Avec pour conséquence que si l’on parle d’un produit, ce dernier est choisi ou refusé, mais ne peut être ni discuté ni modifié. Au produit-Europe, par ailleurs, point de concurrence.

Et l’analogie ne s’arrête pas là. Un publiciste aussi cherche à « imposer » son produit. Mais la démocratie n’admet pas la démarche du publiciste. En démocratie, il s’agit d’adhérer en participant, or on ne participe pas à un produit [1] .

Dans leurs critiques de ce rapport d’experts, les journalistes, avec une unanimité qui, paradoxalement, faisait honneur à la culture politique européenne, démontraient en rappelant le rejet du Traité de Maastricht que l’homme de la rue, participant de cette même culture européenne, n’était pas disposé à se laisser faire. Confrontés à l’alternative de « prendre » ou de « laisser », les citoyens semblaient prêts à exercer ce seul libre choix qu’on leur laissait face au produit présenté : le rejet.
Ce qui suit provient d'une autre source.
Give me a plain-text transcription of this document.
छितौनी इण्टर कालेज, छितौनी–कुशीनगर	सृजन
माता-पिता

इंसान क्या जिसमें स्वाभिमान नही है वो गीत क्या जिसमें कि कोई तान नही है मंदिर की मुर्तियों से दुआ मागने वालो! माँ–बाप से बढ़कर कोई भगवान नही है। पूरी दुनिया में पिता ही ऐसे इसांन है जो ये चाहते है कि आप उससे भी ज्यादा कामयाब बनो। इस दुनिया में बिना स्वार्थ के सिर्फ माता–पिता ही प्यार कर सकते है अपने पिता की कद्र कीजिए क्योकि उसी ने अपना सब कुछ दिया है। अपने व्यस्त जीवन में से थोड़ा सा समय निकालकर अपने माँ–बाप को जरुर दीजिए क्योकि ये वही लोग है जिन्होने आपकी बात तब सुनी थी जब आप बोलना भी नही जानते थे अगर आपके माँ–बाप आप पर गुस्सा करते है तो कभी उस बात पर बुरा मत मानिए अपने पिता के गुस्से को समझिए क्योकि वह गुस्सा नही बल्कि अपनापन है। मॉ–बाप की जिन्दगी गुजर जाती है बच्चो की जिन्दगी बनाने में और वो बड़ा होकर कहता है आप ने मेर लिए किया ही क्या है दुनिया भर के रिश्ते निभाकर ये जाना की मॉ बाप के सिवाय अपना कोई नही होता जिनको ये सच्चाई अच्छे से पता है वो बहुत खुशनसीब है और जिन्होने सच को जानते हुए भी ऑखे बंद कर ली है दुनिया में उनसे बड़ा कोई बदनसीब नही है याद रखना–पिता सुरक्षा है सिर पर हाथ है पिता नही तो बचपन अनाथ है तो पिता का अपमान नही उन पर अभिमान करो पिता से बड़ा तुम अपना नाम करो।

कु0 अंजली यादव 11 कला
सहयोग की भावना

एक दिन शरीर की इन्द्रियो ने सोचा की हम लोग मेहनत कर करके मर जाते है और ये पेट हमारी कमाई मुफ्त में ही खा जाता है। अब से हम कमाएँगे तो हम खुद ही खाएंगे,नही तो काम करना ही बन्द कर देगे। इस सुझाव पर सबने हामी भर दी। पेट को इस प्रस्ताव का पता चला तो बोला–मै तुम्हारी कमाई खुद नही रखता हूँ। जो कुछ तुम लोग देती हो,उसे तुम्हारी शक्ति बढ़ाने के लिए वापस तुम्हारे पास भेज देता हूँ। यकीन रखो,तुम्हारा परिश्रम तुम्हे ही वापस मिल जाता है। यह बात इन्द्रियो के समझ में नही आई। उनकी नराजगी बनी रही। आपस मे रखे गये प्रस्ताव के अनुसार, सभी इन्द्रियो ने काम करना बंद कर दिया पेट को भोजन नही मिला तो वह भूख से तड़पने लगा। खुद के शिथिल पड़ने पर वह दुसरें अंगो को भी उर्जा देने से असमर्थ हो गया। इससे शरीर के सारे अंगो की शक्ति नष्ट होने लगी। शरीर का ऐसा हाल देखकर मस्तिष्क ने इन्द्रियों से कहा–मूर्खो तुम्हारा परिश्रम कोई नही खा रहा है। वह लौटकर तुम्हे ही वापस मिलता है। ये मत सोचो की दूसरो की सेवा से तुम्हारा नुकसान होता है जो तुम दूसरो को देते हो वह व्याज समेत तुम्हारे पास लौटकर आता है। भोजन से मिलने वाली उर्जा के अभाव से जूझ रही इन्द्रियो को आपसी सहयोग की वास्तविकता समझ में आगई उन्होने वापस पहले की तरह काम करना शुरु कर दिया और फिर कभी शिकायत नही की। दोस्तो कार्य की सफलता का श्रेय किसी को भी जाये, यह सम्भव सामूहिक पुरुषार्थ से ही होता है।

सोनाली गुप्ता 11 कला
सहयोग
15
Outre la maladresse du rapport quant au vocabulaire utilisé (s’agit-il de « donner » à notre passé une dimension européenne, ou d’en « rendre compte » ?) et quant à la rigueur de la pensée, c’est la nature même des « experts en communication » interrogés qui pose déjà question.

L’auteur, jeune diplomate à l’époque, avait pris sa plume pour démasquer les subterfuges au commissaire européen chargé de ce dossier. Ce dernier lui répondit que ce serait son courrier qui serait pris, à la commission européenne, comme base de discussion. En mars 2003, le Forum des Jeunes Citoyens de l’Europe qui se tenait à Bruxelles démontrait qu’il avait lui aussi perçu le rôle déterminant de la participation dans le fonctionnement de la démocratie, choisissant pour thèmes d’activités et de débats : l’héritage culturel, l’environnement, les droits de l’homme et la démocratie participative [2] .
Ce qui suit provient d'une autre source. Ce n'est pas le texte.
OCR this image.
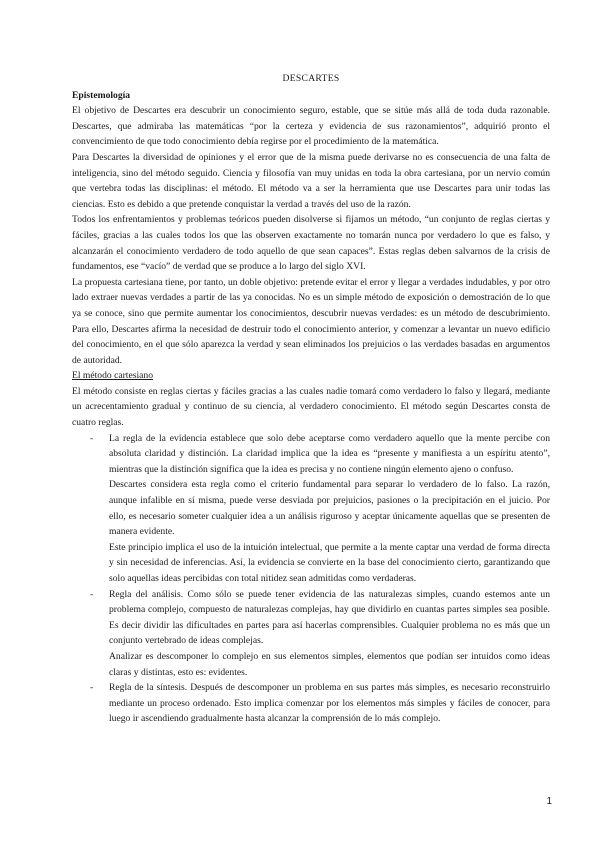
DESCARTES
Epistemología

El objetivo de Descartes era descubrir un conocimiento seguro, estable, que se sitúe más allá de toda duda razonable. Descartes, que admiraba las matemáticas “por la certeza y evidencia de sus razonamientos”, adquirió pronto el convencimiento de que todo conocimiento debía regirse por el procedimiento de la matemática.

Para Descartes la diversidad de opiniones y el error que de la misma puede derivarse no es consecuencia de una falta de inteligencia, sino del método seguido. Ciencia y filosofía van muy unidas en toda la obra cartesiana, por un nervio común que vertebra todas las disciplinas: el método. El método va a ser la herramienta que use Descartes para unir todas las ciencias. Esto es debido a que pretende conquistar la verdad a través del uso de la razón.

Todos los enfrentamientos y problemas teóricos pueden disolverse si fijamos un método, “un conjunto de reglas ciertas y fáciles, gracias a las cuales todos los que las observen exactamente no tomarán nunca por verdadero lo que es falso, y alcanzarán el conocimiento verdadero de todo aquello de que sean capaces”. Estas reglas deben salvarnos de la crisis de fundamentos, ese “vacío” de verdad que se produce a lo largo del siglo XVI.

La propuesta cartesiana tiene, por tanto, un doble objetivo: pretende evitar el error y llegar a verdades indudables, y por otro lado extraer nuevas verdades a partir de las ya conocidas. No es un simple método de exposición o demostración de lo que ya se conoce, sino que permite aumentar los conocimientos, descubrir nuevas verdades: es un método de descubrimiento. Para ello, Descartes afirma la necesidad de destruir todo el conocimiento anterior, y comenzar a levantar un nuevo edificio del conocimiento, en el que sólo aparezca la verdad y sean eliminados los prejuicios o las verdades basadas en argumentos de autoridad.

El método cartesiano

El método consiste en reglas ciertas y fáciles gracias a las cuales nadie tomará como verdadero lo falso y llegará, mediante un acrecentamiento gradual y continuo de su ciencia, al verdadero conocimiento. El método según Descartes consta de cuatro reglas.

- La regla de la evidencia establece que solo debe aceptarse como verdadero aquello que la mente percibe con absoluta claridad y distinción. La claridad implica que la idea es “presente y manifiesta a un espíritu atento”, mientras que la distinción significa que la idea es precisa y no contiene ningún elemento ajeno o confuso.

Descartes considera esta regla como el criterio fundamental para separar lo verdadero de lo falso. La razón, aunque infalible en sí misma, puede verse desviada por prejuicios, pasiones o la precipitación en el juicio. Por ello, es necesario someter cualquier idea a un análisis riguroso y aceptar únicamente aquellas que se presenten de manera evidente.

Este principio implica el uso de la intuición intelectual, que permite a la mente captar una verdad de forma directa y sin necesidad de inferencias. Así, la evidencia se convierte en la base del conocimiento cierto, garantizando que solo aquellas ideas percibidas con total nitidez sean admitidas como verdaderas.

- Regla del análisis. Como sólo se puede tener evidencia de las naturalezas simples, cuando estemos ante un problema complejo, compuesto de naturalezas complejas, hay que dividirlo en cuantas partes simples sea posible. Es decir dividir las dificultades en partes para así hacerlas comprensibles. Cualquier problema no es más que un conjunto vertebrado de ideas complejas.

Analizar es descomponer lo complejo en sus elementos simples, elementos que podían ser intuidos como ideas claras y distintas, esto es: evidentes.

- Regla de la síntesis. Después de descomponer un problema en sus partes más simples, es necesario reconstruirlo mediante un proceso ordenado. Esto implica comenzar por los elementos más simples y fáciles de conocer, para luego ir ascendiendo gradualmente hasta alcanzar la comprensión de lo más complejo.

1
La Résolution sur la stratégie de l'Union Européenne en vue de préparer l'adhésion des pays d'Europe Centrale et Orientale, en vue du Conseil européen d'Essen (9-10 décembre 1994, rapporteur Arie Oostlander), élaboré au Parlement Européen par des citoyens élus et faisant preuve de bon sens, n’avait pas, pour sa part, pris les « déficiences structurelles de l’Europe » pour des « problèmes de communication ».

Vingt cinq plus tard, la Commission et le conseil européen hésitent encore à faire la différence … Et, démocratiquement élus, les gouvernements nationaux éprouvent de plus de difficulté à se former …

Références
[1] “Information policy is about the people’s right to know, not about the Community’image in the press », International Federation of Journalists, 7/4/93.
[2] Le Rapport Oostlander du Parlement Européen , élaboré par des citoyens élus et faisant preuve de bon sens, n’avait pas, pour sa part, pris les « déficiences structurelles de l’Europe » pour des « problèmes de communication ».